Es aguardar en el andén de una estación el tren que se irá y nunca sabremos adónde, porque lo que importa es el andén, y la gente que se despide y llega y ríe y llora. La gente que pasa por mi lado y me ve parado ahí, a la espera de ese milagro que es ese tren por llegar y que es esa canción en la que estoy metido.
Una canción es la verdad, aunque no lo sea. Es la verdad que queremos aprehender, Cuántas veces me mataron, cuantas veces me morí, sin embargo estoy aquí, resucitando. Es la verdad que nos impulsa cuando agotamos todo lo demás, cuando comprendimos que la humanidad es un invento que fracasó, Todavía cantamos, todavía soñamos.
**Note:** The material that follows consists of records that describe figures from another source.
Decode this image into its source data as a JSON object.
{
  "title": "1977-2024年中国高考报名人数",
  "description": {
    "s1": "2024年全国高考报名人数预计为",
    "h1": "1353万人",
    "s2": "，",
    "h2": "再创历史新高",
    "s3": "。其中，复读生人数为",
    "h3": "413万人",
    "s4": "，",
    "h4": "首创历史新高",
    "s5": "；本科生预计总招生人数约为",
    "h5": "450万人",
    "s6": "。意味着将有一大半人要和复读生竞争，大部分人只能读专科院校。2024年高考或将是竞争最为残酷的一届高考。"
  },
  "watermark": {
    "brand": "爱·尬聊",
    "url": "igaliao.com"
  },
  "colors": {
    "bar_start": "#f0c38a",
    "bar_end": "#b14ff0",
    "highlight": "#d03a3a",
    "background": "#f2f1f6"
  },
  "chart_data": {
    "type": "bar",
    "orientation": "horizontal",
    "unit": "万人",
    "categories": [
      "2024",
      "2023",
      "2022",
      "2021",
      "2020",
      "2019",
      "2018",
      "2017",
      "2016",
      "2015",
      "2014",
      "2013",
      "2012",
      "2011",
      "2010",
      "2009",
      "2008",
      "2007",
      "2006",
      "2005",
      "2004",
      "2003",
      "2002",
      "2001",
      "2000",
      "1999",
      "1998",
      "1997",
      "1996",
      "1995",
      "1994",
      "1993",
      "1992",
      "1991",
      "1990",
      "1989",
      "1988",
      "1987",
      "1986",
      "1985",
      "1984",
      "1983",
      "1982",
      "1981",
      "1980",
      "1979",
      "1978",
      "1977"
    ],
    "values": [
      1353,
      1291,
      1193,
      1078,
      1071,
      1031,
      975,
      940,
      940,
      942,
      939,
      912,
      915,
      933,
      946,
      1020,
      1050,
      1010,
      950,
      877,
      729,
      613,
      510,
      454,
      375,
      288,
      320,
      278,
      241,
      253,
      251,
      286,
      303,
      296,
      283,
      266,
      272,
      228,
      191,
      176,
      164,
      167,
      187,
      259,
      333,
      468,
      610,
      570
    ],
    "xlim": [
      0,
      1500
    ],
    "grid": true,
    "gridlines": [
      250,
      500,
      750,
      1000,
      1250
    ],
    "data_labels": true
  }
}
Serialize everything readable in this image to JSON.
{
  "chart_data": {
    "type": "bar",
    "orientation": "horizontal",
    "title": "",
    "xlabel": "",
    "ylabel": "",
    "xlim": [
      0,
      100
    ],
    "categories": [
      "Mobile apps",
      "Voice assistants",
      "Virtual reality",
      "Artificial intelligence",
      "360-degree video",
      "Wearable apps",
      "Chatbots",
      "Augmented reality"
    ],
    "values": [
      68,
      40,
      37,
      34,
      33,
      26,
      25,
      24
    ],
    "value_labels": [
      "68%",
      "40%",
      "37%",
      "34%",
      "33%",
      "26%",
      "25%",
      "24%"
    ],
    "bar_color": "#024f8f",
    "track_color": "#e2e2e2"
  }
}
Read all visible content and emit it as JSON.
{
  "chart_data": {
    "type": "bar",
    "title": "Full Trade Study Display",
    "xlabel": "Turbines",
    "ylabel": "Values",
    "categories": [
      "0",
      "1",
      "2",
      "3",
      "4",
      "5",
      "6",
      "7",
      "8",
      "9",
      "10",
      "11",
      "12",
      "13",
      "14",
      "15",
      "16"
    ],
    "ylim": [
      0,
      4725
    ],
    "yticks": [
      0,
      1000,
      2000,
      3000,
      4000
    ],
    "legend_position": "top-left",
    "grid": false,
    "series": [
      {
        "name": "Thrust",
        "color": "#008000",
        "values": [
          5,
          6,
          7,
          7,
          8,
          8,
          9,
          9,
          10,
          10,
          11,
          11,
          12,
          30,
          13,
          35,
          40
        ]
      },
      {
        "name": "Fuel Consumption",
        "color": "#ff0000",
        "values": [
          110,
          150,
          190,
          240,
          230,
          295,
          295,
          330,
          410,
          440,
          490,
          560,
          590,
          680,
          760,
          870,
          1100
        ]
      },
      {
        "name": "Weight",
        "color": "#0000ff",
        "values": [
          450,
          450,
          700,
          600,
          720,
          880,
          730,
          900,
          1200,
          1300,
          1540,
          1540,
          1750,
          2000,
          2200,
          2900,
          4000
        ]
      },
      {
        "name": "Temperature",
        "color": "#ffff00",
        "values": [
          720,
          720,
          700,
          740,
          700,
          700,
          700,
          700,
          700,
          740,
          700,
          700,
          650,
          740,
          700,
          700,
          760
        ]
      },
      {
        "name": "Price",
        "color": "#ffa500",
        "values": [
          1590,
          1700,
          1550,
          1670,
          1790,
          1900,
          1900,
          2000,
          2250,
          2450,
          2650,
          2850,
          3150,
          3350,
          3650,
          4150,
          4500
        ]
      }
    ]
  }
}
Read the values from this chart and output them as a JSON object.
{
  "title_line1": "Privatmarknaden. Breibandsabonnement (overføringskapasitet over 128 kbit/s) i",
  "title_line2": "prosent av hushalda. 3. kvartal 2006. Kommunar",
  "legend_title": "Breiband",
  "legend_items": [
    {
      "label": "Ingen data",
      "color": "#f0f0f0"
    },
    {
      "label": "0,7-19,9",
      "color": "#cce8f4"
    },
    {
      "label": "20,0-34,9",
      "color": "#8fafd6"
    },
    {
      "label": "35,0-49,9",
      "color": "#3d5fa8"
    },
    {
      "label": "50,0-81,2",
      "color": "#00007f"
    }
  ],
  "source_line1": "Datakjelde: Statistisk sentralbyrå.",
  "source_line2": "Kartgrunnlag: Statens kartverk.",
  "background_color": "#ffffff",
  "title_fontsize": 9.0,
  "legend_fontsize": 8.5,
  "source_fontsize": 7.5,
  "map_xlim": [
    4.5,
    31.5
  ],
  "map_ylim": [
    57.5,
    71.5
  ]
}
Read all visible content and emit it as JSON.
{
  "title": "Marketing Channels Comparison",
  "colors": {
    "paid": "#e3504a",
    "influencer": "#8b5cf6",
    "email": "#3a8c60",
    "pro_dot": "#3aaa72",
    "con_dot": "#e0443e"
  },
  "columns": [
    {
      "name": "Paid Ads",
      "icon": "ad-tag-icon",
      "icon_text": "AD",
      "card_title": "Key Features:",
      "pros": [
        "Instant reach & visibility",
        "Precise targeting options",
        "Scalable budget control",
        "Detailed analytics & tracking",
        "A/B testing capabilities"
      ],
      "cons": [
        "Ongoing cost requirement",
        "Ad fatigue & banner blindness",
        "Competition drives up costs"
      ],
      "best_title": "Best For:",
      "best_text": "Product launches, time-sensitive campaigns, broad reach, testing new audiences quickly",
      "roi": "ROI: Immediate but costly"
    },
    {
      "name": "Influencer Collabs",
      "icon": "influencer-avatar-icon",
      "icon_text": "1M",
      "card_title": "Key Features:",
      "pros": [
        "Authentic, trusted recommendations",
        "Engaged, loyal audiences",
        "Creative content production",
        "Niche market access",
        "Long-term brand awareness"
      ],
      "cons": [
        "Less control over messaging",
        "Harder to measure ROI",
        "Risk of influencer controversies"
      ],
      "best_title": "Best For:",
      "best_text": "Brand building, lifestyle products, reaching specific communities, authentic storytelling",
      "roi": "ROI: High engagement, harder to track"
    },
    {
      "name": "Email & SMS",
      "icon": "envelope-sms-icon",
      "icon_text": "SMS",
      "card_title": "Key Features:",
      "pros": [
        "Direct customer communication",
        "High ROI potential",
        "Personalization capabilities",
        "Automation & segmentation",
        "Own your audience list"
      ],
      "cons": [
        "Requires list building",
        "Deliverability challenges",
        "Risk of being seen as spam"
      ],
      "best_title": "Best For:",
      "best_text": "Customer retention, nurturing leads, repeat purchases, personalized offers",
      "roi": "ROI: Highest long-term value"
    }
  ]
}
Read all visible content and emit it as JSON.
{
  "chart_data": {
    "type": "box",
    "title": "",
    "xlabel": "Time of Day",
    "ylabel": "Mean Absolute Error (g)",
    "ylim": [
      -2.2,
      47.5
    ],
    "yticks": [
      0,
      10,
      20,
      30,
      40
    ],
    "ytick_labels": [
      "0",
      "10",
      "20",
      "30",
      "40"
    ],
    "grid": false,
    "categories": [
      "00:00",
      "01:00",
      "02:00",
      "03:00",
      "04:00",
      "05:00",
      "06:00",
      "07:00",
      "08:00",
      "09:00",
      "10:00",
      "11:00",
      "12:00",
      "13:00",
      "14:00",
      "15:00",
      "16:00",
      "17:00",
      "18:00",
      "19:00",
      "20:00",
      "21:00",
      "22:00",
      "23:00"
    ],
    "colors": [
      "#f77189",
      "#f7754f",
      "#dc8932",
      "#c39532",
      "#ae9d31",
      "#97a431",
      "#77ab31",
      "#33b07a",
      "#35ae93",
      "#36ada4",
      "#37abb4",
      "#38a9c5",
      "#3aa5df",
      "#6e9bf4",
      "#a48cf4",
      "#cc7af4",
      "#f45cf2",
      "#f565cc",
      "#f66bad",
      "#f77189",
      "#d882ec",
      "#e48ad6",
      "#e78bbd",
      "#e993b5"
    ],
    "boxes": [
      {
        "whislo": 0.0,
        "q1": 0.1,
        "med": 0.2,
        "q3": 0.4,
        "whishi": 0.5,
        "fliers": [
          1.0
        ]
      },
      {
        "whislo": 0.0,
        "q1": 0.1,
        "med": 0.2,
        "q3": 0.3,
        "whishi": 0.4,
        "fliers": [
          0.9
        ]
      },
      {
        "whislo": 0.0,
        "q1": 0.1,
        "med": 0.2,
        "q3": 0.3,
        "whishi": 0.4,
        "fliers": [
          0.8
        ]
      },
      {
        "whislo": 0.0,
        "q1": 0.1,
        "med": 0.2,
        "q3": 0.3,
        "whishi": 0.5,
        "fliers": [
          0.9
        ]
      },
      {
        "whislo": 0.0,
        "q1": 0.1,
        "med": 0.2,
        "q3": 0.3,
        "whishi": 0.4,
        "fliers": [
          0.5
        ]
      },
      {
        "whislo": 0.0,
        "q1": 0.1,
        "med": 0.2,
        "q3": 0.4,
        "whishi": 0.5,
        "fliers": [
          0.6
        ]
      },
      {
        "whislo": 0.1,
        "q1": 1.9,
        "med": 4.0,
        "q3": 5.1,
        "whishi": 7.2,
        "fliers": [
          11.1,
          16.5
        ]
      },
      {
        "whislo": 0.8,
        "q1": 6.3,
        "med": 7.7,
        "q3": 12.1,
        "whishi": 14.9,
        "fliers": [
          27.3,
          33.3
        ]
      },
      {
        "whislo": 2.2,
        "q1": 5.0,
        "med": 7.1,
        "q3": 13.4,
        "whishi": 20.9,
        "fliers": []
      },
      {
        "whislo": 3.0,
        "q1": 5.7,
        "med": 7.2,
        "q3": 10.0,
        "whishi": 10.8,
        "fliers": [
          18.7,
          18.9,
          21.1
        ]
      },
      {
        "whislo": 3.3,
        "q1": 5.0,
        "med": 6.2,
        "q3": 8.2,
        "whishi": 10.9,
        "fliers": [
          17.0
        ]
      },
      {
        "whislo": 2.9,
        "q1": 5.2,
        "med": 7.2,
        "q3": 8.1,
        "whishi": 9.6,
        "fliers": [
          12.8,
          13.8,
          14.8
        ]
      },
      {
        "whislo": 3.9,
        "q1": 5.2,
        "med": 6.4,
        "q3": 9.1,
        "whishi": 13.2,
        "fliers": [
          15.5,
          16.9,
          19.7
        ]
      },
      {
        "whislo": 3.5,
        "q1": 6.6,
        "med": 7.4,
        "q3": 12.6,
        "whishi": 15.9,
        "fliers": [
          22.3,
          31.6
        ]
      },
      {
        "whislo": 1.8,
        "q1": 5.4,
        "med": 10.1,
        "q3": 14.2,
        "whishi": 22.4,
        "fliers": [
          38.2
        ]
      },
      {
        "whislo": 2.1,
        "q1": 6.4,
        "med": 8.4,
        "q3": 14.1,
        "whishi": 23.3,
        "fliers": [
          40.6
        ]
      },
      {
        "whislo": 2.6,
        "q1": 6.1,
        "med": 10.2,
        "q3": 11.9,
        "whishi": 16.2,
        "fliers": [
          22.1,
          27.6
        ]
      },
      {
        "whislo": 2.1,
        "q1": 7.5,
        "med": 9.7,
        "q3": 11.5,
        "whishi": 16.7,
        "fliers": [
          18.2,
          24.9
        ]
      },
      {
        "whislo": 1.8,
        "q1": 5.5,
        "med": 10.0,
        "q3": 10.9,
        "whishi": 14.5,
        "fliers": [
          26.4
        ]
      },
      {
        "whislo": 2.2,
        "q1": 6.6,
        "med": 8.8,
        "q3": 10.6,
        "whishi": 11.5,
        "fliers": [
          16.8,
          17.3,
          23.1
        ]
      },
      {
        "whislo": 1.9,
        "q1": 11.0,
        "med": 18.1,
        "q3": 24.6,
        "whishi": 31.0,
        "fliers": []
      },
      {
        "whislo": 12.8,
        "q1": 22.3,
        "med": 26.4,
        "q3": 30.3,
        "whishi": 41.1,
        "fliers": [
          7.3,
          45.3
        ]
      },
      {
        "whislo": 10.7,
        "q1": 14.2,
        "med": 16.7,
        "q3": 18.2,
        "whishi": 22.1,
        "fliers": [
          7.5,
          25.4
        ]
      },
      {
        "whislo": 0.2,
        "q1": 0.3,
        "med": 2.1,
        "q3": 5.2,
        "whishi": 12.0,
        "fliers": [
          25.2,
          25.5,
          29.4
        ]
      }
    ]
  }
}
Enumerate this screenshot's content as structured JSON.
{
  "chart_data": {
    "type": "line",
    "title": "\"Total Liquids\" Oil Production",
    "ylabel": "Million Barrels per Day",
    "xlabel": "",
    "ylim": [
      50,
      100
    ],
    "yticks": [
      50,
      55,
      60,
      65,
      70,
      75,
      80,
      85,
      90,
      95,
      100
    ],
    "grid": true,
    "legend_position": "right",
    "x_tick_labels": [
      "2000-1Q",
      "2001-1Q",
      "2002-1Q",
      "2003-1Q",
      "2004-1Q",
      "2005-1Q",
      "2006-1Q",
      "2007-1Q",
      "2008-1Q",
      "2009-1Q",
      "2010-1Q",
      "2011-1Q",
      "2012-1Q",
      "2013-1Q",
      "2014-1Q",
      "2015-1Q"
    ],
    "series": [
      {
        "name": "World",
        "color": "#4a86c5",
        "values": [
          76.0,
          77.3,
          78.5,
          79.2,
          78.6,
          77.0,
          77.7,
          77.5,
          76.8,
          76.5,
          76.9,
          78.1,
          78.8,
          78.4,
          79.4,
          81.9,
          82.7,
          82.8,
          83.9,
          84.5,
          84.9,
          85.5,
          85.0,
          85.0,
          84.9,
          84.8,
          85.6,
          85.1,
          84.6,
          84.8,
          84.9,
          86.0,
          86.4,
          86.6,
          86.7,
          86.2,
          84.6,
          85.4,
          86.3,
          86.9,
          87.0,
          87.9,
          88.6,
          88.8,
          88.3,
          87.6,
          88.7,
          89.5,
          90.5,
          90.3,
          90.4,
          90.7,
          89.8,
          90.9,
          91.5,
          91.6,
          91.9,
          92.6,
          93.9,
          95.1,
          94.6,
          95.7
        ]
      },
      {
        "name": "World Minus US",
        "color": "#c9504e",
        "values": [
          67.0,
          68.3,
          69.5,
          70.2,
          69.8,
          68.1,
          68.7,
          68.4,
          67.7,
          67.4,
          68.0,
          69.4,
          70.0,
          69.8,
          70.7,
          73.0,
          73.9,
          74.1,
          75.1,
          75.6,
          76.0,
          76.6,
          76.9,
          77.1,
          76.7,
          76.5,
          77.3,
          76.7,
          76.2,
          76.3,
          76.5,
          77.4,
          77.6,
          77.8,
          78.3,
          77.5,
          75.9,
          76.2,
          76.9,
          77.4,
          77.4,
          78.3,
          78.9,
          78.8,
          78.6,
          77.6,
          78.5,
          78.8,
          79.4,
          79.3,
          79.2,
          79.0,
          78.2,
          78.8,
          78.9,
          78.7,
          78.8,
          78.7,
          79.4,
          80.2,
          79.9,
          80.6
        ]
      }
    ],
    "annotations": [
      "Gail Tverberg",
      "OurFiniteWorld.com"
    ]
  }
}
La verdad que queremos decirle a alguien a la cara, y se lo decimos con una canción, como para que no suene tan dura, como para que quede la duda de si fuimos nosotros los que dijimos Míralos como reptiles al acecho de la presa, o fue una canción.
Cuando escucho una canción soy esa canción, y soy el dolor, la angustia, la esperanza, el amor y el odio de la canción, y mientras dura, quisiera rasgarme por dentro y herirme por fuera para estar a la altura de su relato. Y un cambio de tono, de mayor a menor o viceversa, es caer a un abismo o volver a nacer, y una frase, una simple frase, me lleva a querer ser ese poeta que la escribió, Córtame la sombra leñador, líbrame del suplicio. Cuando escucho una canción me siento inmortal, aunque la canción hable de muertes, Si la muerte pisa mi huerto, quién firmará que he muerto de muerte natural.
Por una canción y con una canción me dejan de importar la inteligencia y los poderes, una canción es mi venganza contra aquellos que imponen, contra aquellos que traicionan, contra los defensores de Lo pasado en copa nueva, contra los advenedizos. En una canción veo la vida pasar como si la vida no tuviera que ver conmigo, y entre sus recovecos soy ladrón sin purgar penas, viajero sin equipaje, El último romántico, un pirata que perdió su barco o el escritor de una líneas que nunca nadie leerá.